3. He’s wise and confident. Through countless years of life, Scooby has figured out a lot of things, like “floor vents are a great way to stay warm in winter” and “people like it when you clean up the food they accidentally drop.” Most importantly, Scooby understands that size doesn’t matter. As the little old man of the house, he bosses around the big dogs, especially Machete, even though they are all five to ten times bigger than he is. (This is a classic min pin characteristic.)
4. He’s amazingly resilient. Since he became mine, Scooby has adapted to live in at least five locations, involving various roommates and new animals. He has survived cat bites and the necessary extraction of 9 of his own teeth. Of course, I know Scooby won’t live forever, and he’s bound to get more fragile with age.
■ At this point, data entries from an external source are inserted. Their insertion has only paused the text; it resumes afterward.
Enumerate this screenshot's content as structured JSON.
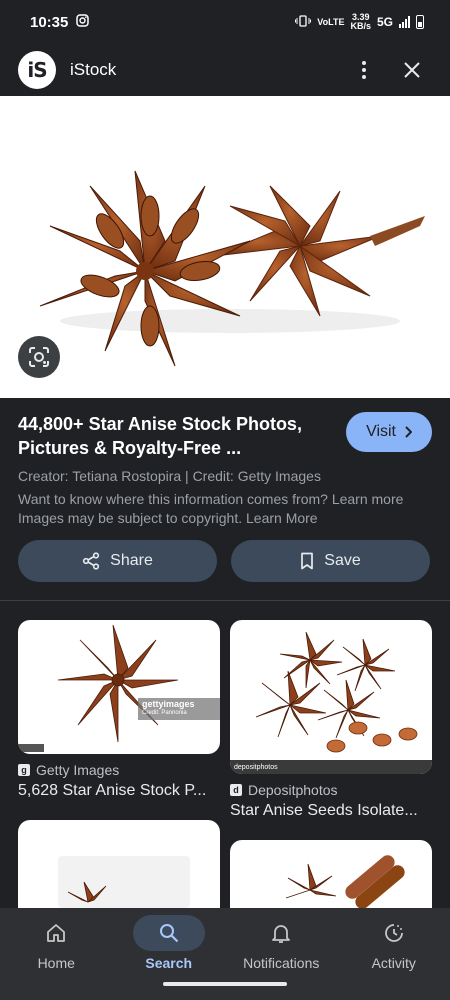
{
  "status_bar": {
    "time": "10:35",
    "network_top": "VoLTE",
    "speed": "3.39",
    "speed_unit": "KB/s",
    "network": "5G"
  },
  "header": {
    "logo_text": "iS",
    "title": "iStock"
  },
  "result": {
    "title": "44,800+ Star Anise Stock Photos, Pictures & Royalty-Free ...",
    "visit_label": "Visit",
    "creator": "Creator: Tetiana Rostopira | Credit: Getty Images",
    "info_note": "Want to know where this information comes from? Learn more",
    "copyright_note": "Images may be subject to copyright. Learn More"
  },
  "actions": {
    "share_label": "Share",
    "save_label": "Save"
  },
  "related": [
    {
      "source": "Getty Images",
      "source_icon": "g",
      "caption": "5,628 Star Anise Stock P...",
      "watermark": "gettyimages",
      "watermark_sub": "Credit: Pannonia"
    },
    {
      "source": "Depositphotos",
      "source_icon": "d",
      "caption": "Star Anise Seeds Isolate...",
      "watermark": "depositphotos"
    }
  ],
  "nav": {
    "items": [
      {
        "label": "Home",
        "icon": "home-icon"
      },
      {
        "label": "Search",
        "icon": "search-icon"
      },
      {
        "label": "Notifications",
        "icon": "bell-icon"
      },
      {
        "label": "Activity",
        "icon": "activity-icon"
      }
    ],
    "active": "Search"
  },
  "colors": {
    "background": "#202124",
    "accent": "#8ab4f8",
    "button_bg": "#3c4a5c",
    "anise": "#8b3f1a"
  }
}
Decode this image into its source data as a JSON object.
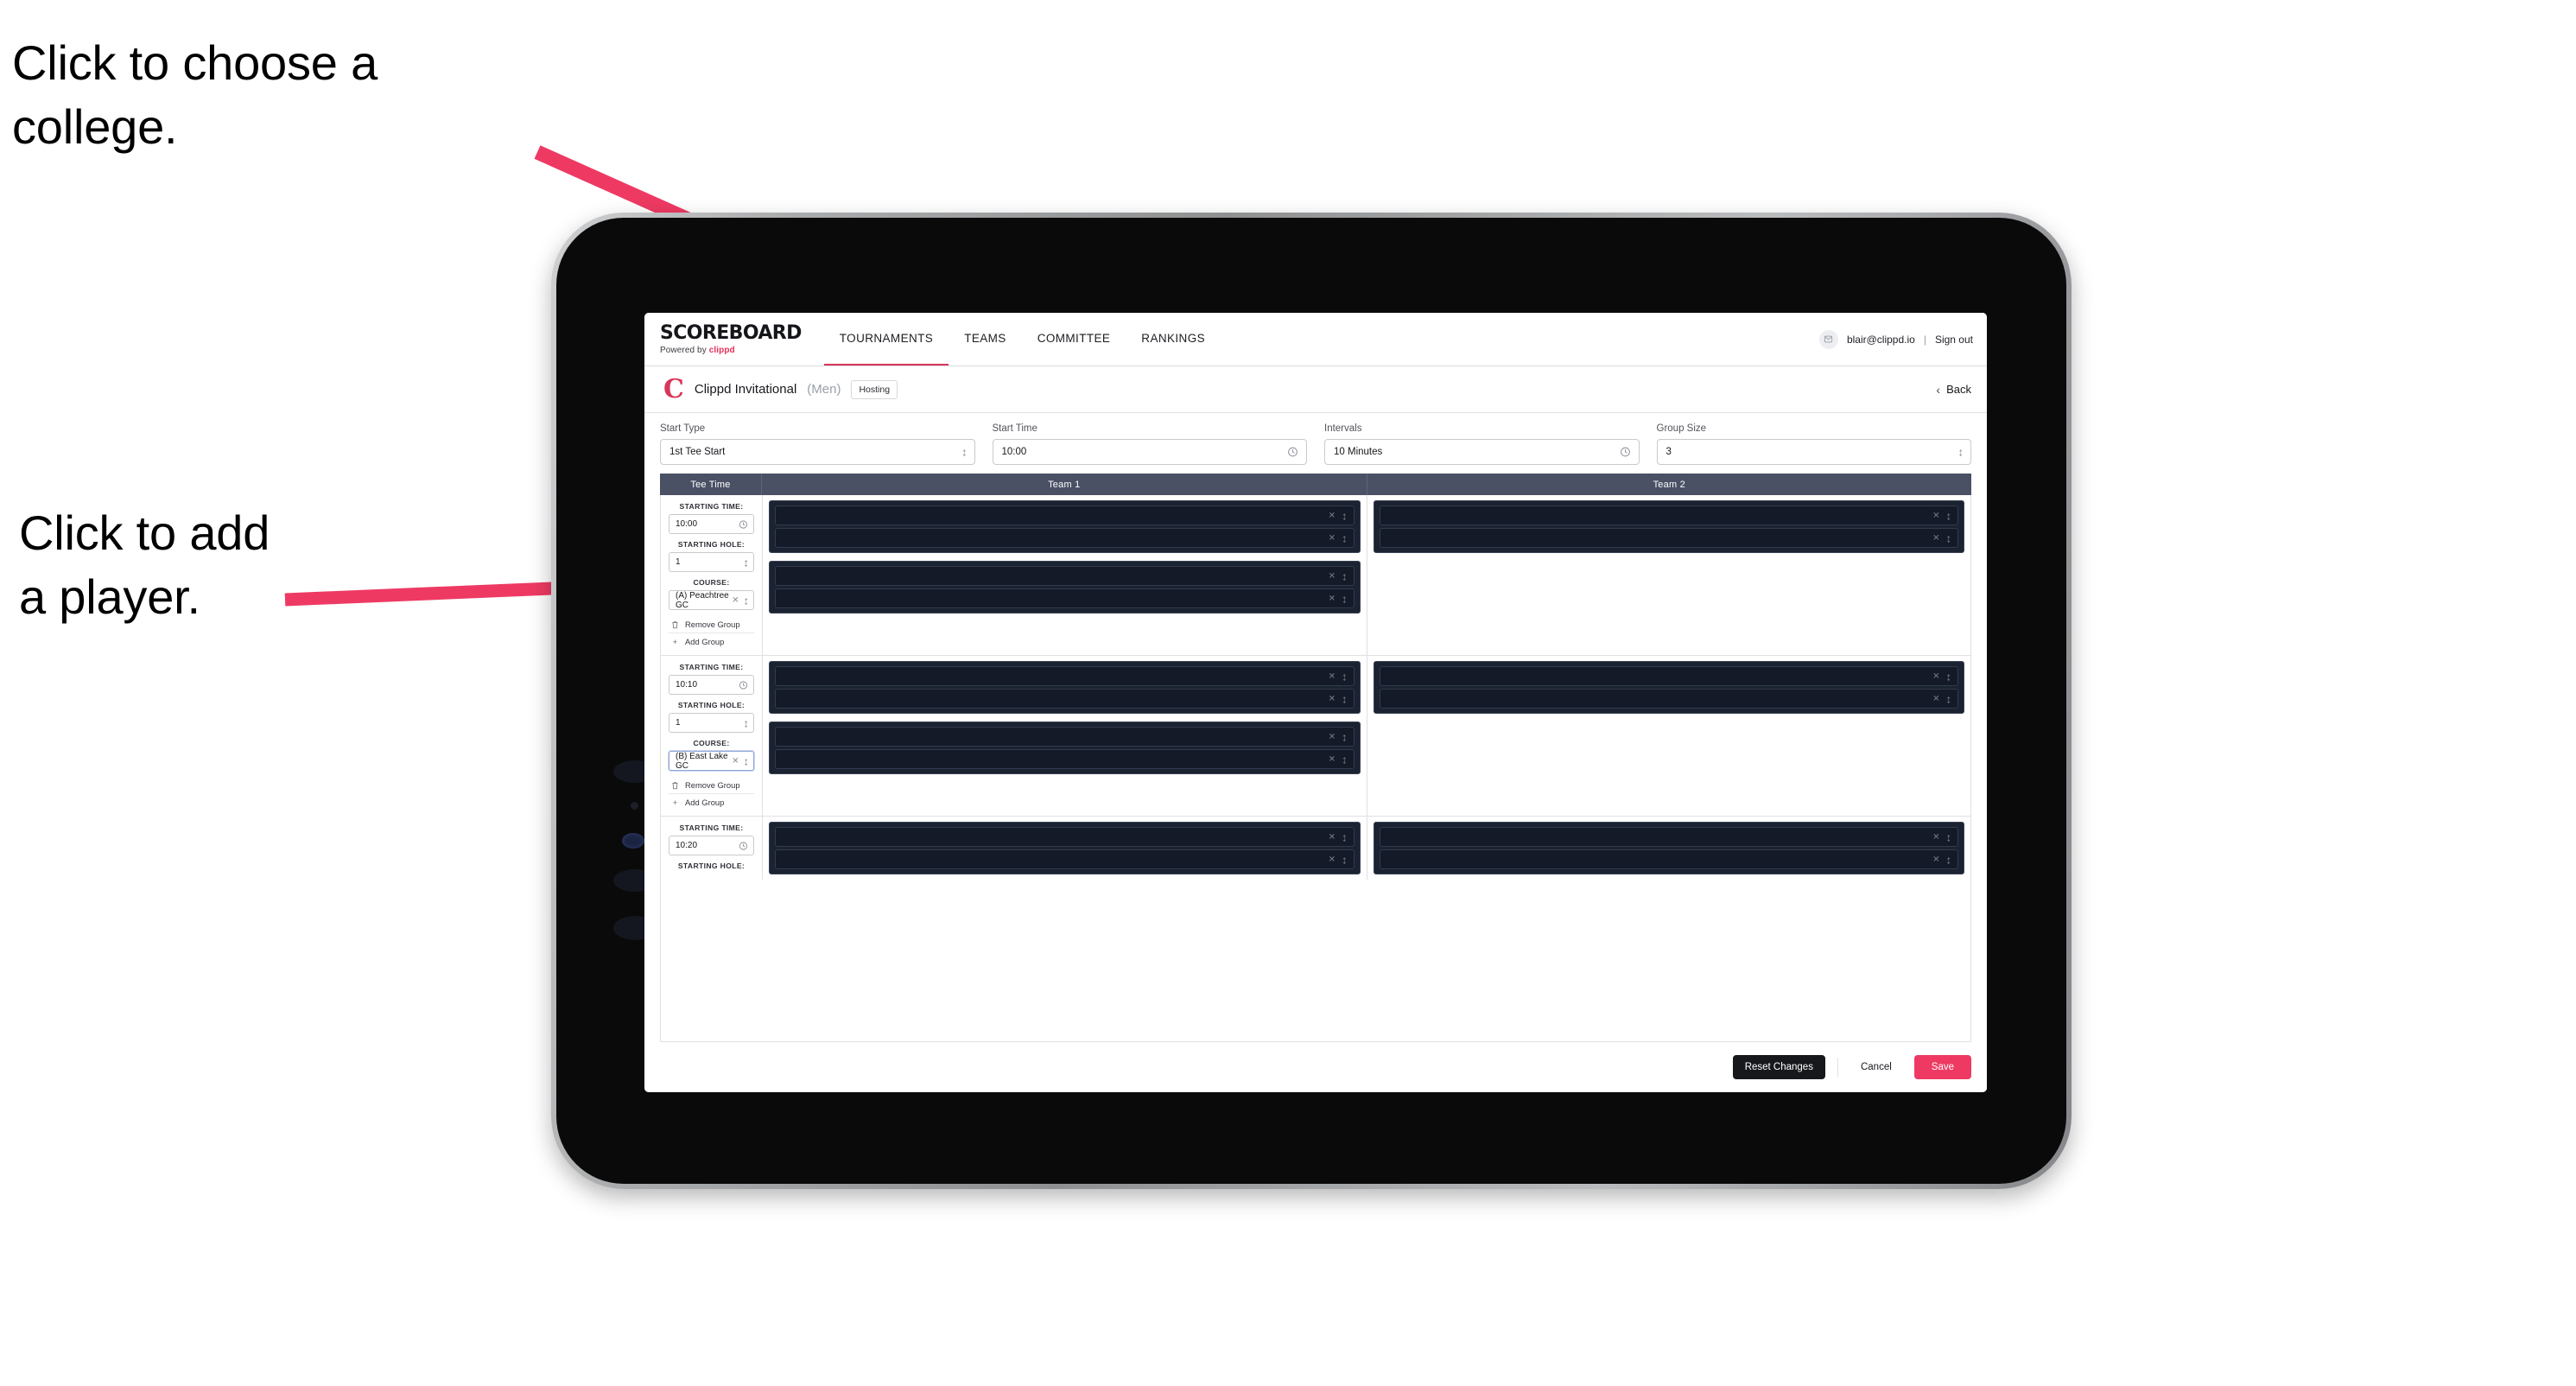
{
  "annotations": [
    {
      "id": "choose-college",
      "text": "Click to choose a\ncollege."
    },
    {
      "id": "add-player",
      "text": "Click to add\na player."
    }
  ],
  "colors": {
    "accent_pink": "#ee3a63",
    "brand_red": "#d8365c",
    "table_header": "#4a5165",
    "panel_dark": "#1b2231",
    "row_dark": "#141a27"
  },
  "app": {
    "brand": {
      "title": "SCOREBOARD",
      "sub_prefix": "Powered by ",
      "sub_accent": "clippd"
    },
    "nav": [
      {
        "label": "TOURNAMENTS",
        "active": true
      },
      {
        "label": "TEAMS",
        "active": false
      },
      {
        "label": "COMMITTEE",
        "active": false
      },
      {
        "label": "RANKINGS",
        "active": false
      }
    ],
    "account": {
      "avatar_icon": "user-icon",
      "email": "blair@clippd.io",
      "separator": "|",
      "sign_out": "Sign out"
    },
    "tournament": {
      "logo_letter": "C",
      "name": "Clippd Invitational",
      "gender": "(Men)",
      "status_badge": "Hosting",
      "back_label": "Back",
      "back_icon": "chevron-left-icon"
    },
    "controls": [
      {
        "label": "Start Type",
        "value": "1st Tee Start",
        "icon": "spinner-icon"
      },
      {
        "label": "Start Time",
        "value": "10:00",
        "icon": "clock-icon"
      },
      {
        "label": "Intervals",
        "value": "10 Minutes",
        "icon": "clock-icon"
      },
      {
        "label": "Group Size",
        "value": "3",
        "icon": "spinner-icon"
      }
    ],
    "table": {
      "headers": [
        "Tee Time",
        "Team 1",
        "Team 2"
      ],
      "field_labels": {
        "starting_time": "STARTING TIME:",
        "starting_hole": "STARTING HOLE:",
        "course": "COURSE:"
      },
      "actions": {
        "remove_group": "Remove Group",
        "remove_icon": "trash-icon",
        "add_group": "Add Group",
        "add_icon": "plus-icon"
      },
      "groups": [
        {
          "starting_time": "10:00",
          "starting_hole": "1",
          "course": "(A) Peachtree GC",
          "course_focused": false,
          "team1_panels": [
            {
              "rows": [
                "",
                ""
              ]
            },
            {
              "rows": [
                "",
                ""
              ]
            }
          ],
          "team2_panels": [
            {
              "rows": [
                "",
                ""
              ]
            }
          ]
        },
        {
          "starting_time": "10:10",
          "starting_hole": "1",
          "course": "(B) East Lake GC",
          "course_focused": true,
          "team1_panels": [
            {
              "rows": [
                "",
                ""
              ]
            },
            {
              "rows": [
                "",
                ""
              ]
            }
          ],
          "team2_panels": [
            {
              "rows": [
                "",
                ""
              ]
            }
          ]
        },
        {
          "starting_time": "10:20",
          "starting_hole": "",
          "course": "",
          "course_focused": false,
          "team1_panels": [
            {
              "rows": [
                "",
                ""
              ]
            }
          ],
          "team2_panels": [
            {
              "rows": [
                "",
                ""
              ]
            }
          ]
        }
      ]
    },
    "footer": {
      "reset": "Reset Changes",
      "cancel": "Cancel",
      "save": "Save"
    }
  }
}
He’s already hard of hearing. But little dogs can live for a long time, and I know it will take a lot before this little elderpin gives up on life and its endless opportunities for snacks and snuggles.
If this post has made you fall in love with the idea of a secondhand min pin, the Internet Miniature Pinscher Service is a great place to start looking. Min pins are also frequently available at local shelters.